Beim Verbändegespräch treffen die Vertreter der Elternverbände der verschiedenen Schulformen die Schulministerin und ihren Mitarbeiterstab persönlich im Ministerium in Düsseldorf. Folgende Fragen hat GLGL NRW für das nächste Treffen am Montag, 9.11.2015 eingereicht:

1. Fortgang Lehrerstellen (nach Budgetierung von LES): Welche Mindeststunden an Doppelbesetzung mit Sonderpädagogen hält die Landesregierung für unverzichtbar?

2. Ab welcher Klassengröße ist GL aus Sicht des Schulministeriums qualitativ nicht mehr darstellbar?

3. Welche Projekte sind geplant zur Stärkung des GL an Gymnasien?

 

4. Wir bitten um Klärung: Welche nachsteuernden Regelungen werden für die Fälle getroffen, wenn es um ein Aufheben eines Förderbedarfs am Gymnasium geht?   Gerade wenn zieldifferente Kinder an die Schule kommen, was passiert in Klasse 10? Kann man die 9 wiederholen? Kann es Kooperationsklassen mit einem Berufskolleg geben? Es braucht diese Klarheit, nachlesbar, mit der wir in den Schulen verhandeln können.

5. Wie ist der aktuelle Stand zu den Qualitätsstandards für GL?

6. Wie kompensieren Schulen die Budgetierung LES - welche Rückmeldungen gibt es dazu von den Schulen? Ist es so, dass das Ermöglichen von Inklusion für Kinder mit LES erschwert wird, weil sie "unattraktiv" für die Aufnahmeentscheidung geworden sind?

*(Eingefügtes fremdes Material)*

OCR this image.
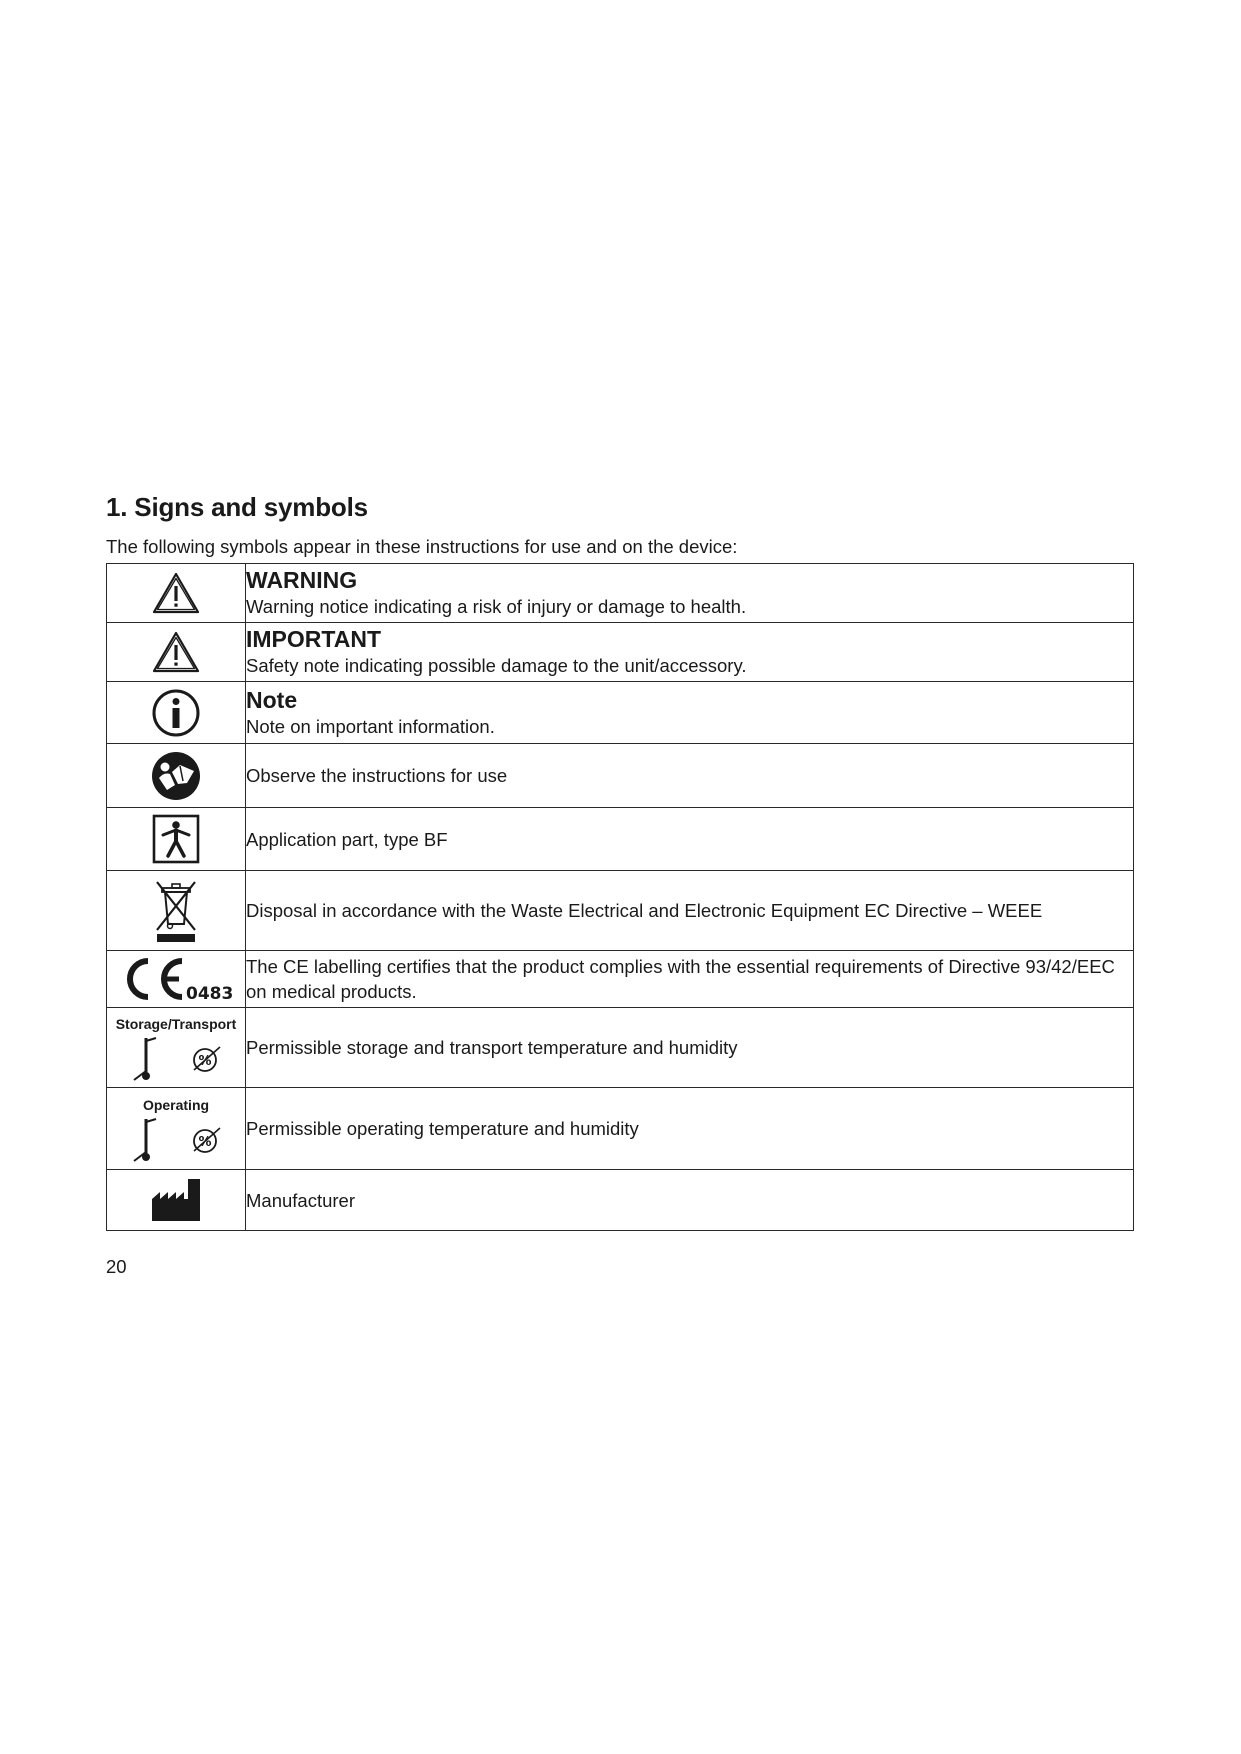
1. Signs and symbols

The following symbols appear in these instructions for use and on the device:

WARNING
Warning notice indicating a risk of injury or damage to health.

IMPORTANT
Safety note indicating possible damage to the unit/accessory.

Note
Note on important information.

Observe the instructions for use

Application part, type BF

Disposal in accordance with the Waste Electrical and Electronic Equipment EC Directive – WEEE

0483	The CE labelling certifies that the product complies with the essential requirements of Directive 93/42/EEC on medical products.

Storage/Transport
%	Permissible storage and transport temperature and humidity

Operating
%	Permissible operating temperature and humidity

Manufacturer

20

7. Schülerspezialverkehr- wann ist mit einer inklusionsförderlichen und zeitgemässen Anpassung der Verordnung zu rechnen? Wir benötigen eine Koppelung des  "Kriteriums Wohnortnähe" an die "angemessenen Vorkehrungen"

8. Wie kann das Land sich klar positionieren, dass es einen Rechtsanspruch auf Inklusion gibt, nicht aber einen Rechtsanspruch auf Exklusion? Alle staatlichen Ebenen
sind der Umsetzung der UN-Konvention verpflichtet!

9. Wie sind die Auswirkungen der Verfassungsklage einzuschätzen (http://www.vgh.nrw.de/pressemitteilungen/06_150803/index.php)?

10. Wann wird damit begonnen, unabhängige Beratung als Qualitsätmerkmal für Inklusionsberatung festzuschreiben? Peer-Beratung im Sinne der UN-Konvention gibt es bislang ausschliesslich in den Elternvereinen? Deren Arbeit wird derzeit noch nicht finanziell hinterlegt.

Wir freuen uns auf einen interessanten Austausch.